Historically, retail has gone through many stages beginning with bartering and early markets but the real changes began during the Victorian era. Opening in New York City in 1858, Macys was one of the first department stores, introducing consumers to new ways of shopping. In London, Selfridges is famous for being the first retail department store to sell to UK consumers with American-born founder Harry Selfridge taking a few tips from the Chicago department store where he was previously employed. The iconic British retailer opened its doors on Oxford Street in 1906 and despite going through multiple developments remains a pinnacle of the British retail industry.
The beginning of the digital age brought about more changes for the retail industry: in the US, 7 out of 8 of the top retailers in 1980 had gone bankrupt by 2000. So, what happened?
Although some retailers such as Tesco and ASDA attempted to launch home shopping services via the computer in the mid 1980s, it didn’t take off due to the small numbers of people who were online. By the time Google was launched in 1998, 147 million people were using the web and retailers beginning to sell online included: Argos, The Co-op, Dixons, Dorothy Perkins and Waterstones. Now it’s difficult to think of a business without a website and since the introduction of smart phones, it’s possible to buy almost anything, from anywhere, at any time.
The rise of social media began with the creation of Facebook and MySpace in 2004 and was quickly followed by the likes of Twitter and YouTube, more recently Instagram and Snapchat. Since then, social media seems to have taken over the world and has amassed 2.46 billion users. This enabled retailers to promote their products in a way that is constantly seen. An Instagram feature launched in 2017 has made it possible for users to shop by clicking on an outfit that they like.
If retailers fail to keep up with the trend of social media, they could really be missing out.
Back when a garment production company consisted of a single factory based out of the UK was the norm, it was easy to keep track of who made each product. However, since the increased popularity of outsourcing in the 1960s, complex supply chains have been much more difficult to track. A growing number of companies are looking to improve their supply chain visibility to simplify their multi-tier processes.

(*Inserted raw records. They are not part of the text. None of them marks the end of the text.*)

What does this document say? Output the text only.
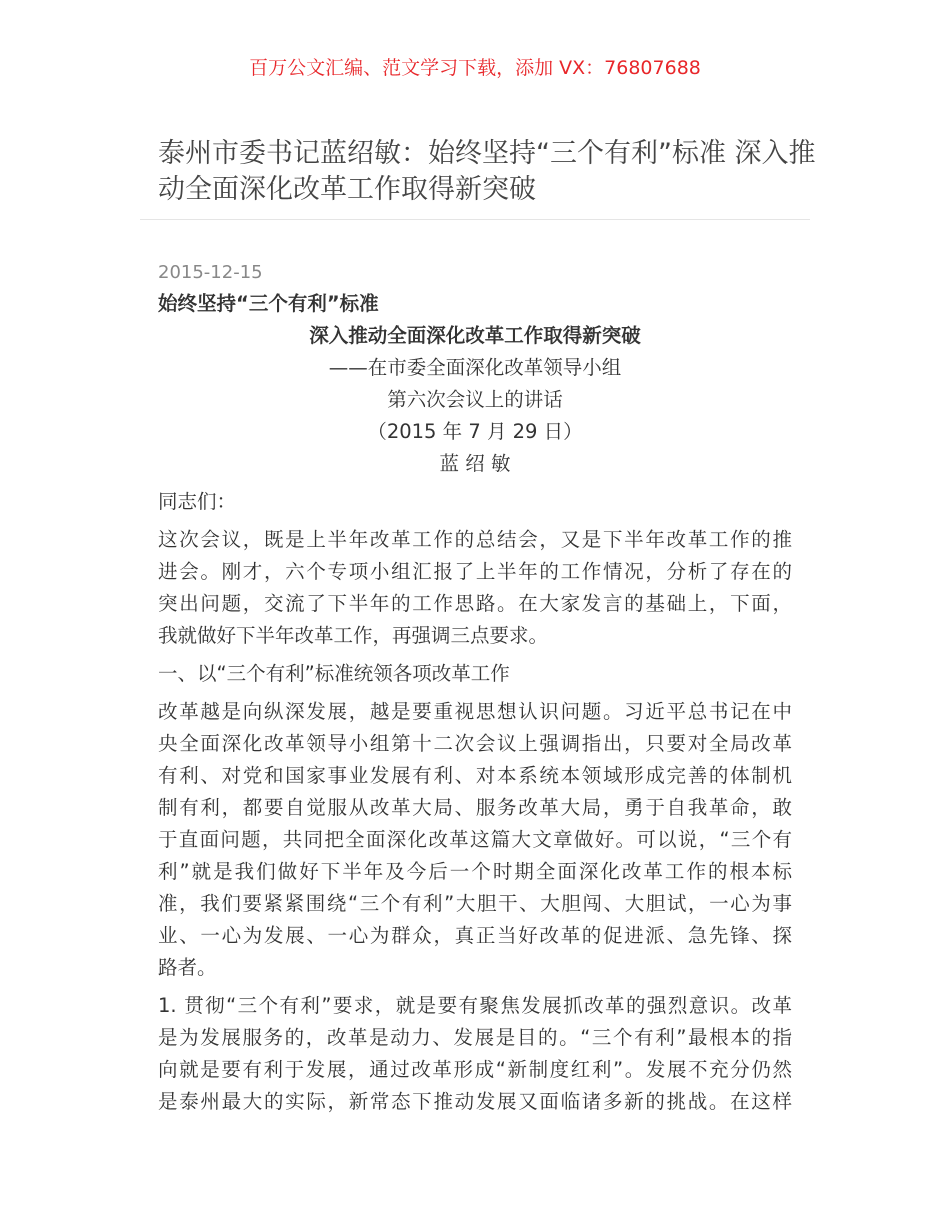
百万公文汇编、范文学习下载，添加 VX：76807688
泰州市委书记蓝绍敏：始终坚持“三个有利”标准 深入推
动全面深化改革工作取得新突破
2015-12-15
始终坚持“三个有利”标准
深入推动全面深化改革工作取得新突破
——在市委全面深化改革领导小组
第六次会议上的讲话
（2015 年 7 月 29 日）
蓝 绍 敏
同志们：
这次会议，既是上半年改革工作的总结会，又是下半年改革工作的推
进会。刚才，六个专项小组汇报了上半年的工作情况，分析了存在的
突出问题，交流了下半年的工作思路。在大家发言的基础上，下面，
我就做好下半年改革工作，再强调三点要求。
一、以“三个有利”标准统领各项改革工作
改革越是向纵深发展，越是要重视思想认识问题。习近平总书记在中
央全面深化改革领导小组第十二次会议上强调指出，只要对全局改革
有利、对党和国家事业发展有利、对本系统本领域形成完善的体制机
制有利，都要自觉服从改革大局、服务改革大局，勇于自我革命，敢
于直面问题，共同把全面深化改革这篇大文章做好。可以说，“三个有
利”就是我们做好下半年及今后一个时期全面深化改革工作的根本标
准，我们要紧紧围绕“三个有利”大胆干、大胆闯、大胆试，一心为事
业、一心为发展、一心为群众，真正当好改革的促进派、急先锋、探
路者。
1. 贯彻“三个有利”要求，就是要有聚焦发展抓改革的强烈意识。改革
是为发展服务的，改革是动力、发展是目的。“三个有利”最根本的指
向就是要有利于发展，通过改革形成“新制度红利”。发展不充分仍然
是泰州最大的实际，新常态下推动发展又面临诸多新的挑战。在这样
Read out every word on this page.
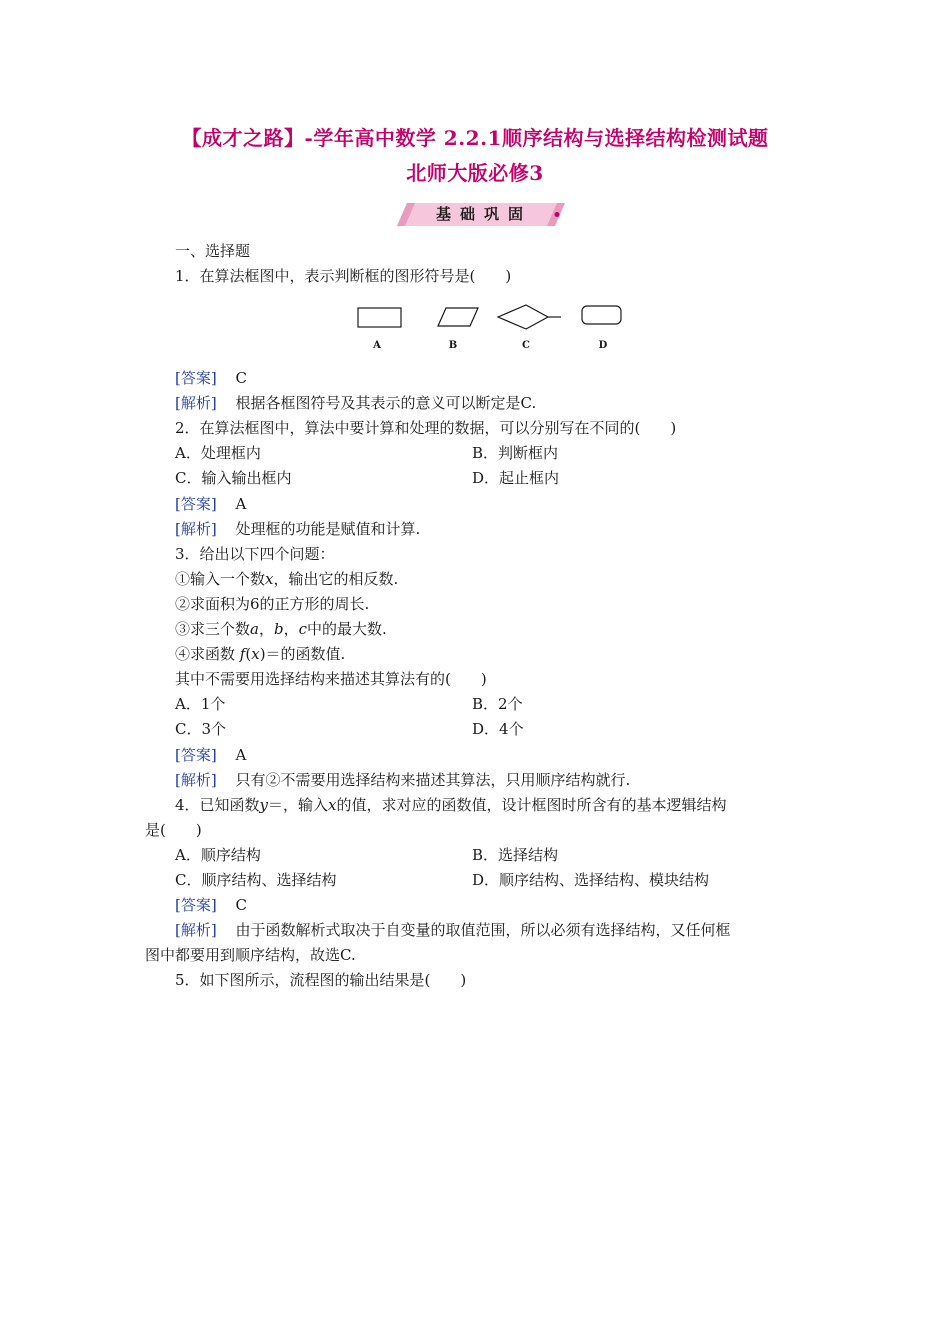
【成才之路】-学年高中数学 2.2.1顺序结构与选择结构检测试题
北师大版必修3
基础巩固
一、选择题
1．在算法框图中，表示判断框的图形符号是(　　)
A	B	C	D
[答案] C
[解析] 根据各框图符号及其表示的意义可以断定是C.
2．在算法框图中，算法中要计算和处理的数据，可以分别写在不同的(　　)
A．处理框内	B．判断框内
C．输入输出框内	D．起止框内
[答案] A
[解析] 处理框的功能是赋值和计算.
3．给出以下四个问题：
①输入一个数x，输出它的相反数.
②求面积为6的正方形的周长.
③求三个数a，b，c中的最大数.
④求函数 f(x)＝的函数值.
其中不需要用选择结构来描述其算法有的(　　)
A．1个	B．2个
C．3个	D．4个
[答案] A
[解析] 只有②不需要用选择结构来描述其算法，只用顺序结构就行.
4．已知函数y＝，输入x的值，求对应的函数值，设计框图时所含有的基本逻辑结构
是(　　)
A．顺序结构	B．选择结构
C．顺序结构、选择结构	D．顺序结构、选择结构、模块结构
[答案] C
[解析] 由于函数解析式取决于自变量的取值范围，所以必须有选择结构，又任何框
图中都要用到顺序结构，故选C.
5．如下图所示，流程图的输出结果是(　　)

Supply chain has been predicted to be the biggest retail disruptor – with the ability to master the modern supply chain (or not) being the largest difference between those who fail and those who don’t.
The major problem for most brands is they have no control or visibility over what suppliers do on a day-to-day basis, so the system is still largely built on trust.

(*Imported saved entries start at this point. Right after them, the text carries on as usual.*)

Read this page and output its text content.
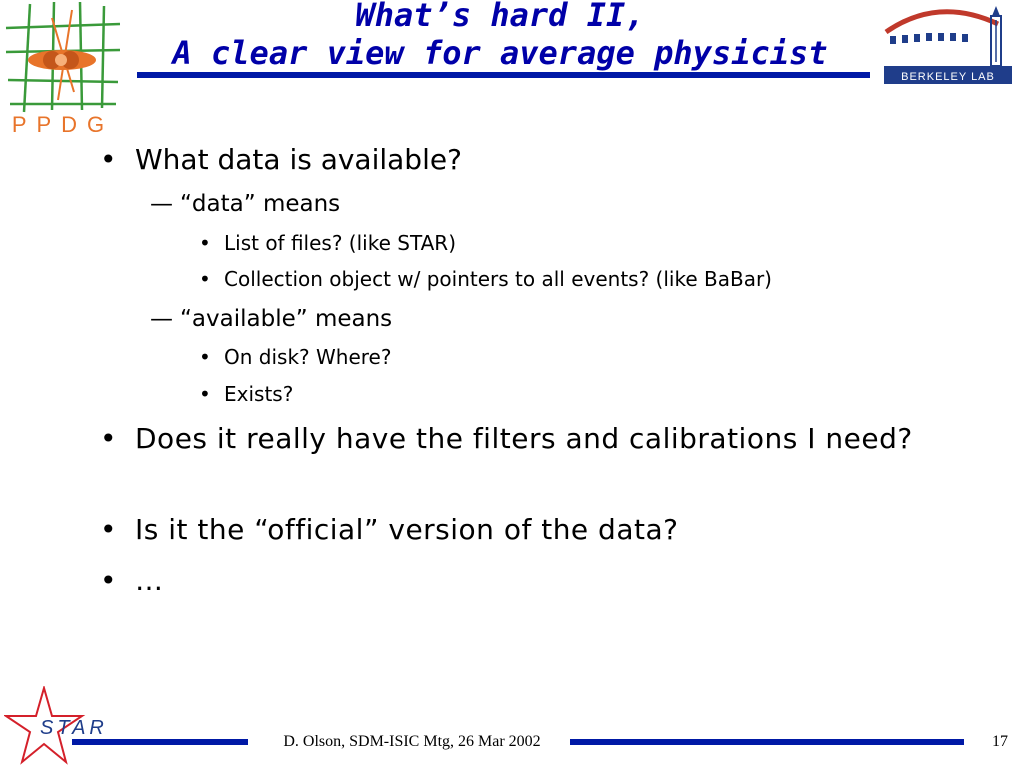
PPDG
What’s hard II,
A clear view for average physicist
BERKELEY LAB
• What data is available?
— “data” means
• List of files? (like STAR)
• Collection object w/ pointers to all events? (like BaBar)
— “available” means
• On disk? Where?
• Exists?
• Does it really have the filters and calibrations I need?
• Is it the “official” version of the data?
• …
STAR
D. Olson, SDM-ISIC Mtg, 26 Mar 2002	17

In the past 100 or so years, in-store experience has gone through some dramatic changes such as the move from small grocery stores to large departments stores mentioned above. More recent changes include the mass introduction of self-checkouts and the opening up of “stores of the future” where consumers can observe the preparation and handling of food in real time. A PWC survey found that 46% of consumers were willing to use mobile payments in 2016, compared to 29% in 2015 – demonstrating that changes are continuing.
Whilst digital transformations continue, so it seems will disruption. According to a Hitachi Solutions report, 54% of those surveyed deemed responding to digital disruption to be “business critical”.
So the question is, can you keep up?